I note that the Bill seeks to examine the UK’s global carbon footprint, such as indirect UK emissions in our supply chain which may affect developing countries. I am encouraged that the UK remains committed to environmentally sustainable development as set out in the Millennium Development Goals and the Sustainable Development Goals. In January 2021, the Prime Minister announced that the UK will spend at least £3 billion of international climate finance on nature and biodiversity over five years. The funding will deliver transformational change in protecting biodiversity-rich land and ocean, shifting to sustainable food production and supply, and supporting the livelihoods of the world’s poorest.
In addition, I was encouraged that on 31 March 2021, the UK Government implemented its new, world leading policy to no longer provide new direct financial or promotional support for the fossil fuel energy sector overseas. At the G7 Leader’s Summit in June, leaders agreed to phase out new direct government support for international carbon-intensive fossil fuel energy as soon as possible, and to end new direct government support for unabated international thermal coal power generation by the end of 2021. At COP26, the Glasgow Climate Pact secured further agreements with 65 countries committed to phasing out the use of coal power. All major coal financing countries have committed to end international coal finance by the end of 2021, with $20 billion in funding to support the transition to clean power.
Furthermore, the UK is on course to protect over half of our waters. We now have 357 Marine Protected Areas of different types and no activities deemed damaging to designated features will be allowed to take place in these areas.
The UK is leading coalitions of ambitious countries to protect at least 30 per cent of the world’s land and water by 2030, to redirect land use subsidies globally to support sustainability and renewal, and to breaking the link between commodity production and illegal deforestation.
I was strongly encouraged that, at COP26, more than 130 leaders, representing over 90 per cent of the world’s forests, pledged to end deforestation by 2030, backed by almost £14 billion of public and private funding.
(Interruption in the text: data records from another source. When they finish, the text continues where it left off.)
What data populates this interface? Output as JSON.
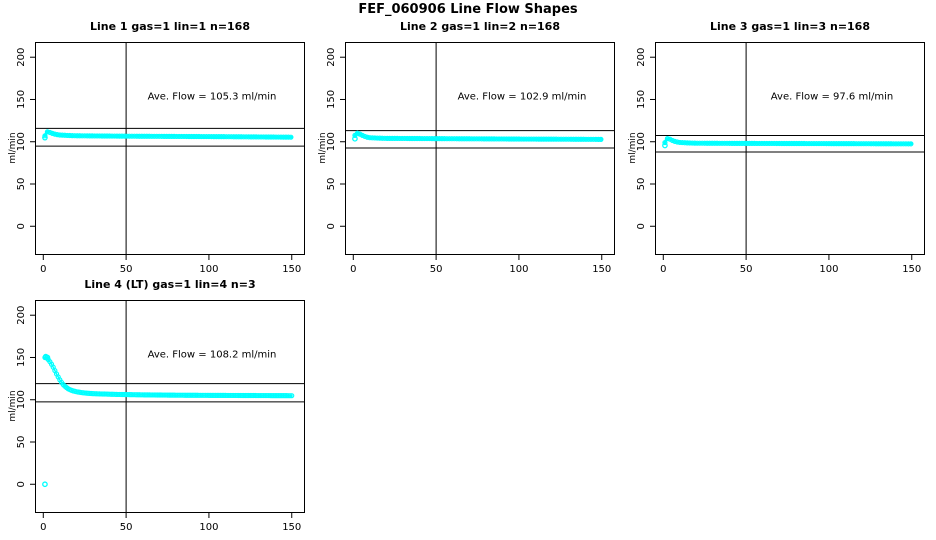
{
  "figure": {
    "title": "FEF_060906  Line Flow Shapes",
    "y_axis_label": "ml/min",
    "background": "#ffffff",
    "point_color": "#00ffff",
    "axis_color": "#000000"
  },
  "axes": {
    "x_ticks": [
      0,
      50,
      100,
      150
    ],
    "y_ticks": [
      0,
      50,
      100,
      150,
      200
    ],
    "x_range": [
      -5,
      158
    ],
    "y_range": [
      -34,
      218
    ],
    "grid": false
  },
  "chart_data": [
    {
      "type": "scatter",
      "title": "Line 1 gas=1 lin=1 n=168",
      "annotation": "Ave. Flow =  105.3  ml/min",
      "ave_flow_ml_min": 105.3,
      "gas": 1,
      "lin": 1,
      "n": 168,
      "ref_vertical_x": 50,
      "ref_upper_y": 115.8,
      "ref_lower_y": 94.8,
      "band_halfwidth": 1.6,
      "profile_points": [
        [
          1,
          107
        ],
        [
          2,
          111.5
        ],
        [
          3,
          112
        ],
        [
          4,
          111
        ],
        [
          6,
          109.5
        ],
        [
          8,
          108.5
        ],
        [
          10,
          108
        ],
        [
          15,
          107.4
        ],
        [
          20,
          107.1
        ],
        [
          30,
          106.9
        ],
        [
          50,
          106.6
        ],
        [
          80,
          106.3
        ],
        [
          110,
          106
        ],
        [
          130,
          105.7
        ],
        [
          150,
          105.4
        ]
      ],
      "extra_points": [
        [
          1,
          104.8
        ]
      ]
    },
    {
      "type": "scatter",
      "title": "Line 2 gas=1 lin=2 n=168",
      "annotation": "Ave. Flow =  102.9  ml/min",
      "ave_flow_ml_min": 102.9,
      "gas": 1,
      "lin": 2,
      "n": 168,
      "ref_vertical_x": 50,
      "ref_upper_y": 113.2,
      "ref_lower_y": 92.6,
      "band_halfwidth": 1.6,
      "profile_points": [
        [
          1,
          107.5
        ],
        [
          2,
          110
        ],
        [
          3,
          110
        ],
        [
          4,
          109
        ],
        [
          6,
          107
        ],
        [
          8,
          105.5
        ],
        [
          10,
          104.8
        ],
        [
          15,
          104.3
        ],
        [
          20,
          104
        ],
        [
          40,
          103.8
        ],
        [
          70,
          103.5
        ],
        [
          100,
          103.2
        ],
        [
          130,
          103
        ],
        [
          150,
          102.8
        ]
      ],
      "extra_points": [
        [
          1,
          103.5
        ]
      ]
    },
    {
      "type": "scatter",
      "title": "Line 3 gas=1 lin=3 n=168",
      "annotation": "Ave. Flow =  97.6  ml/min",
      "ave_flow_ml_min": 97.6,
      "gas": 1,
      "lin": 3,
      "n": 168,
      "ref_vertical_x": 50,
      "ref_upper_y": 107.4,
      "ref_lower_y": 87.8,
      "band_halfwidth": 1.6,
      "profile_points": [
        [
          1,
          99
        ],
        [
          2,
          103.5
        ],
        [
          3,
          104
        ],
        [
          4,
          103
        ],
        [
          6,
          101
        ],
        [
          8,
          99.8
        ],
        [
          10,
          99.2
        ],
        [
          15,
          98.6
        ],
        [
          20,
          98.3
        ],
        [
          40,
          98.1
        ],
        [
          80,
          97.9
        ],
        [
          120,
          97.7
        ],
        [
          150,
          97.5
        ]
      ],
      "extra_points": [
        [
          1,
          95.5
        ]
      ]
    },
    {
      "type": "scatter",
      "title": "Line 4 (LT) gas=1 lin=4 n=3",
      "annotation": "Ave. Flow =  108.2  ml/min",
      "ave_flow_ml_min": 108.2,
      "gas": 1,
      "lin": 4,
      "n": 3,
      "ref_vertical_x": 50,
      "ref_upper_y": 119.0,
      "ref_lower_y": 97.4,
      "band_halfwidth": 0.9,
      "profile_points": [
        [
          1,
          150
        ],
        [
          2,
          149.5
        ],
        [
          3,
          147.5
        ],
        [
          4,
          145
        ],
        [
          5,
          142
        ],
        [
          6,
          138.5
        ],
        [
          7,
          134.5
        ],
        [
          8,
          130.5
        ],
        [
          9,
          127
        ],
        [
          10,
          123.5
        ],
        [
          11,
          120.5
        ],
        [
          12,
          118
        ],
        [
          13,
          116
        ],
        [
          14,
          114.5
        ],
        [
          15,
          113
        ],
        [
          16,
          112
        ],
        [
          18,
          110.5
        ],
        [
          20,
          109.5
        ],
        [
          23,
          108.5
        ],
        [
          26,
          107.8
        ],
        [
          30,
          107.2
        ],
        [
          36,
          106.8
        ],
        [
          45,
          106.3
        ],
        [
          60,
          105.8
        ],
        [
          80,
          105.4
        ],
        [
          100,
          105.2
        ],
        [
          125,
          105
        ],
        [
          150,
          104.8
        ]
      ],
      "extra_points": [
        [
          1,
          0
        ],
        [
          1.5,
          151
        ],
        [
          2.5,
          150
        ]
      ]
    }
  ]
}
I do not believe citizens' assemblies have advantages over conventional policy making in this context. Previous experiences in Canada, for instance, included citizens in the decision-making process but they failed to produce impactful or long-lasting results. I know that a Climate Assembly UK was formed as a result of work conducted by Parliamentary Select Committees. The Government responded to the Climate Assembly's report, noting that the findings from the Assembly form an important addition to the Government’s evidence base on assessing the UK public’s understanding, attitudes and perceptions around net zero.
While I welcome the increased awareness and debate that this Bill brings, I do not believe that it is required as work is already underway. The Government is clear that there is still a huge amount more to do, but with the agreement achieved at in the Glasgow Climate Pact, we will look back to COP26 as the beginning of the end of climate change.